Chapter I Pon dan pianis Idola Yang Misterius

419 11 0
                                    


Siang yang terik tak mematahkan semangat Pon Thanapon, dipanggil Pon, untuk berdiri di trotoar depan kafe Le Bronze, Bangkok. Mahasiswa semester awal Fakultas Musik Spesialisasi Piano, Jurusan Pertunjukan Universitas Silpakorn Bangkok itu sangat bersemangat menyaksikan street performance pianis idola misteriusnya yang ia juluki 'Pianis Alan Walker ' karena selalu memakai masker dan kacamata hitam.

Pon berdiri di trotoar, di depan Kafe, tepat di depan pianis itu memainkan pianonya. Kacamata hitam, topi hitam Balenciaga, dan jaket jins warna hitam pudar dipadan dengan celana jins hitam serta T-shirt putih membuat penampilan Pon terlihat sangat chic dan menawan. Kulit putihnya yang berkilau walau tertutup rapat outfitnya gagal untuk disembunyikan. Pembawaannya yang kalem dan cuek menambah pesona Pon di mata para penikmat cowok tampan sekaligus cantik. Banyak mata para pengunjung 'street performance' disitu memandang dan terpesona dengan ketampanan sekaligus kecantikannya,

Pon masih berdiri takzim sambil sesekali memejamkan mata, meresapi dan merasakan sentuhan magis di hatinya oleh lagu - lagu yang dibawakan pianis misterius itu. Sudah 3 lagu dan sepertinya ini hari Chopin. Mengawali penampilannya tadi, pianis itu membukanya dengan Nocturne No.14, Nocturne in F# minor. Lagu kedua masih Nocturne C minor, dan sekarang, favoritnya Nocturne No.5, F# Mayor. Pon sungguh dimanjakan dengan Chopin di telinganya kali ini.

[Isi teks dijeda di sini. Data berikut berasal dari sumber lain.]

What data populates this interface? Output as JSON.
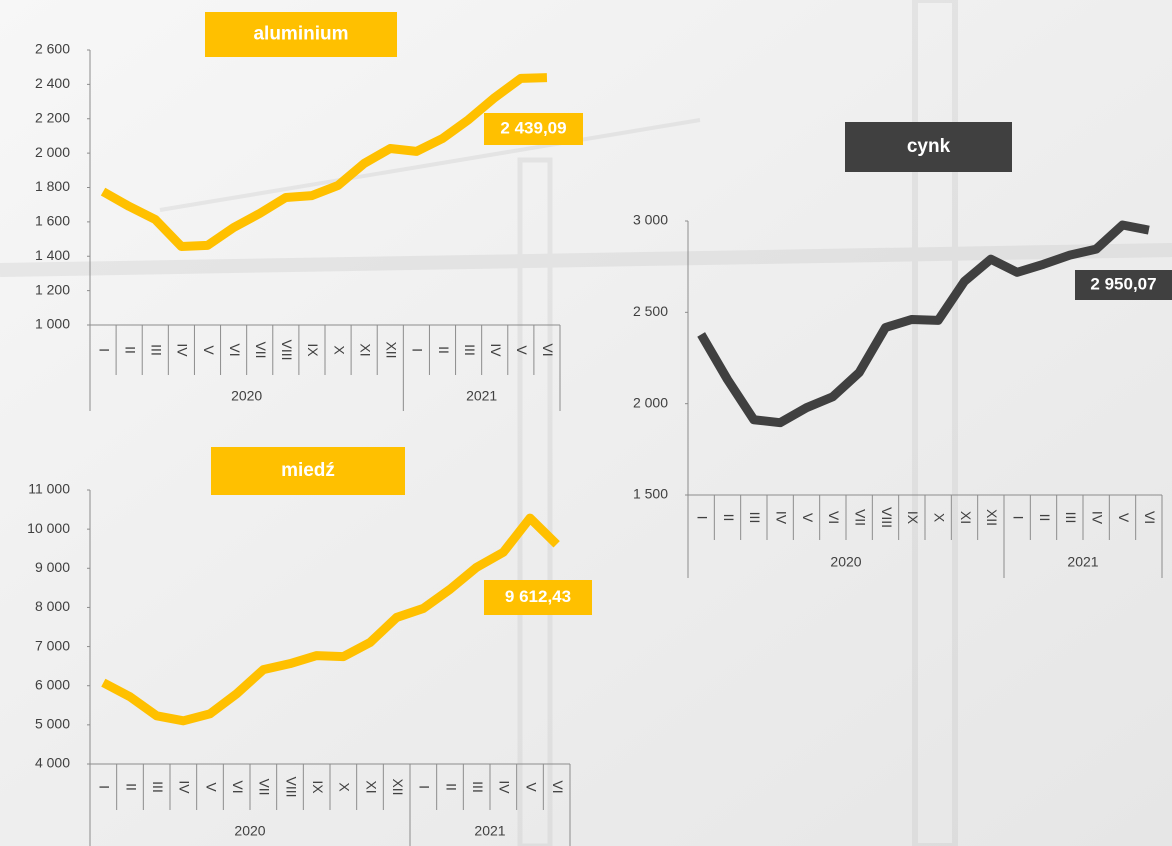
{
  "chart_data": [
    {
      "type": "line",
      "title": "aluminium",
      "color": "#ffc000",
      "category_groups": [
        {
          "label": "2020",
          "categories": [
            "I",
            "II",
            "III",
            "IV",
            "V",
            "VI",
            "VII",
            "VIII",
            "IX",
            "X",
            "XI",
            "XII"
          ]
        },
        {
          "label": "2021",
          "categories": [
            "I",
            "II",
            "III",
            "IV",
            "V",
            "VI"
          ]
        }
      ],
      "values": [
        1776,
        1690,
        1614,
        1457,
        1463,
        1567,
        1649,
        1742,
        1753,
        1812,
        1940,
        2027,
        2010,
        2085,
        2195,
        2323,
        2435,
        2439.09
      ],
      "value_labels": [
        null,
        null,
        null,
        null,
        null,
        null,
        null,
        null,
        null,
        null,
        null,
        null,
        null,
        null,
        null,
        null,
        null,
        "2 439,09"
      ],
      "ylim": [
        1000,
        2600
      ],
      "yticks": [
        {
          "value": 1000,
          "label": "1 000"
        },
        {
          "value": 1200,
          "label": "1 200"
        },
        {
          "value": 1400,
          "label": "1 400"
        },
        {
          "value": 1600,
          "label": "1 600"
        },
        {
          "value": 1800,
          "label": "1 800"
        },
        {
          "value": 2000,
          "label": "2 000"
        },
        {
          "value": 2200,
          "label": "2 200"
        },
        {
          "value": 2400,
          "label": "2 400"
        },
        {
          "value": 2600,
          "label": "2 600"
        }
      ]
    },
    {
      "type": "line",
      "title": "cynk",
      "color": "#404040",
      "category_groups": [
        {
          "label": "2020",
          "categories": [
            "I",
            "II",
            "III",
            "IV",
            "V",
            "VI",
            "VII",
            "VIII",
            "IX",
            "X",
            "XI",
            "XII"
          ]
        },
        {
          "label": "2021",
          "categories": [
            "I",
            "II",
            "III",
            "IV",
            "V",
            "VI"
          ]
        }
      ],
      "values": [
        2379,
        2132,
        1912,
        1896,
        1978,
        2038,
        2170,
        2417,
        2461,
        2456,
        2670,
        2791,
        2719,
        2763,
        2813,
        2846,
        2978,
        2950.07
      ],
      "value_labels": [
        null,
        null,
        null,
        null,
        null,
        null,
        null,
        null,
        null,
        null,
        null,
        null,
        null,
        null,
        null,
        null,
        null,
        "2 950,07"
      ],
      "ylim": [
        1500,
        3000
      ],
      "yticks": [
        {
          "value": 1500,
          "label": "1 500"
        },
        {
          "value": 2000,
          "label": "2 000"
        },
        {
          "value": 2500,
          "label": "2 500"
        },
        {
          "value": 3000,
          "label": "3 000"
        }
      ]
    },
    {
      "type": "line",
      "title": "miedź",
      "color": "#ffc000",
      "category_groups": [
        {
          "label": "2020",
          "categories": [
            "I",
            "II",
            "III",
            "IV",
            "V",
            "VI",
            "VII",
            "VIII",
            "IX",
            "X",
            "XI",
            "XII"
          ]
        },
        {
          "label": "2021",
          "categories": [
            "I",
            "II",
            "III",
            "IV",
            "V",
            "VI"
          ]
        }
      ],
      "values": [
        6077,
        5718,
        5231,
        5103,
        5282,
        5795,
        6410,
        6564,
        6769,
        6744,
        7103,
        7744,
        7974,
        8462,
        9026,
        9410,
        10282,
        9612.43
      ],
      "value_labels": [
        null,
        null,
        null,
        null,
        null,
        null,
        null,
        null,
        null,
        null,
        null,
        null,
        null,
        null,
        null,
        null,
        null,
        "9 612,43"
      ],
      "ylim": [
        4000,
        11000
      ],
      "yticks": [
        {
          "value": 4000,
          "label": "4 000"
        },
        {
          "value": 5000,
          "label": "5 000"
        },
        {
          "value": 6000,
          "label": "6 000"
        },
        {
          "value": 7000,
          "label": "7 000"
        },
        {
          "value": 8000,
          "label": "8 000"
        },
        {
          "value": 9000,
          "label": "9 000"
        },
        {
          "value": 10000,
          "label": "10 000"
        },
        {
          "value": 11000,
          "label": "11 000"
        }
      ]
    }
  ]
}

Tanpa sepengetahuan Pon, sepasang mata dibalik kacamata hitam sang pianis sejak awal performancenya sering memandangnya ketika sedang memejamkan mata dan meliuk-liukkan kepalanya menghayati permainan Chopinnya. Ia juga sering tersenyum tanpa terlihat karena memakai masker, dalam hatinya berkata ia sangat bahagia ada seorang pemuda tampan sekaligus cantik mempesona yang sangat mengaguminya yang tak pernah absen melihat permainnya di trotoar ini dan selalu datang awal supaya dapat melihatnya dengan jelas.

Ia ingin mengenal lebih jauh namun ia terlalu malu dan tidak tahu bagaimana cara berkenalan dengan orang yang ia sukai. Jantungnya berdesir setiap saat melihat Pon seperti itu. Ilusinya menyeret raganya ke sebuah ruangan remang bersama pemuda itu dan bersama menghantarkan kehangatan di seluruh tubuhnya. Bibir yang bersentuhan lembut dengan mata terpejam dan tangan merengkuh leher satu sama lain. Namun itu hanyalah ilusinya.

Lagu demi lagu dibawakan 'Pianis Alan Walker' itu. Memang hari ini spesial day untuk Chopin. Pertunjukan ditutup dengan Spring Rhapsody, Nocturne E Flat Major (Op. 9 No. 2). Pon menyambut akhir pertunjukan dengan tepuk tangan kagum dan mata berkaca-kaca. Ia sangat menikmati pertunjukkan siang ini. Chopin adalah pianis favoritnya. Ia berharap Sabtu berikutnya ia dapat melihat 'Pianis Alan Walker'nya lagi. Ia akan bermain setiap Sabtu dan Pon selalu tak sabar menanti hari Sabtu.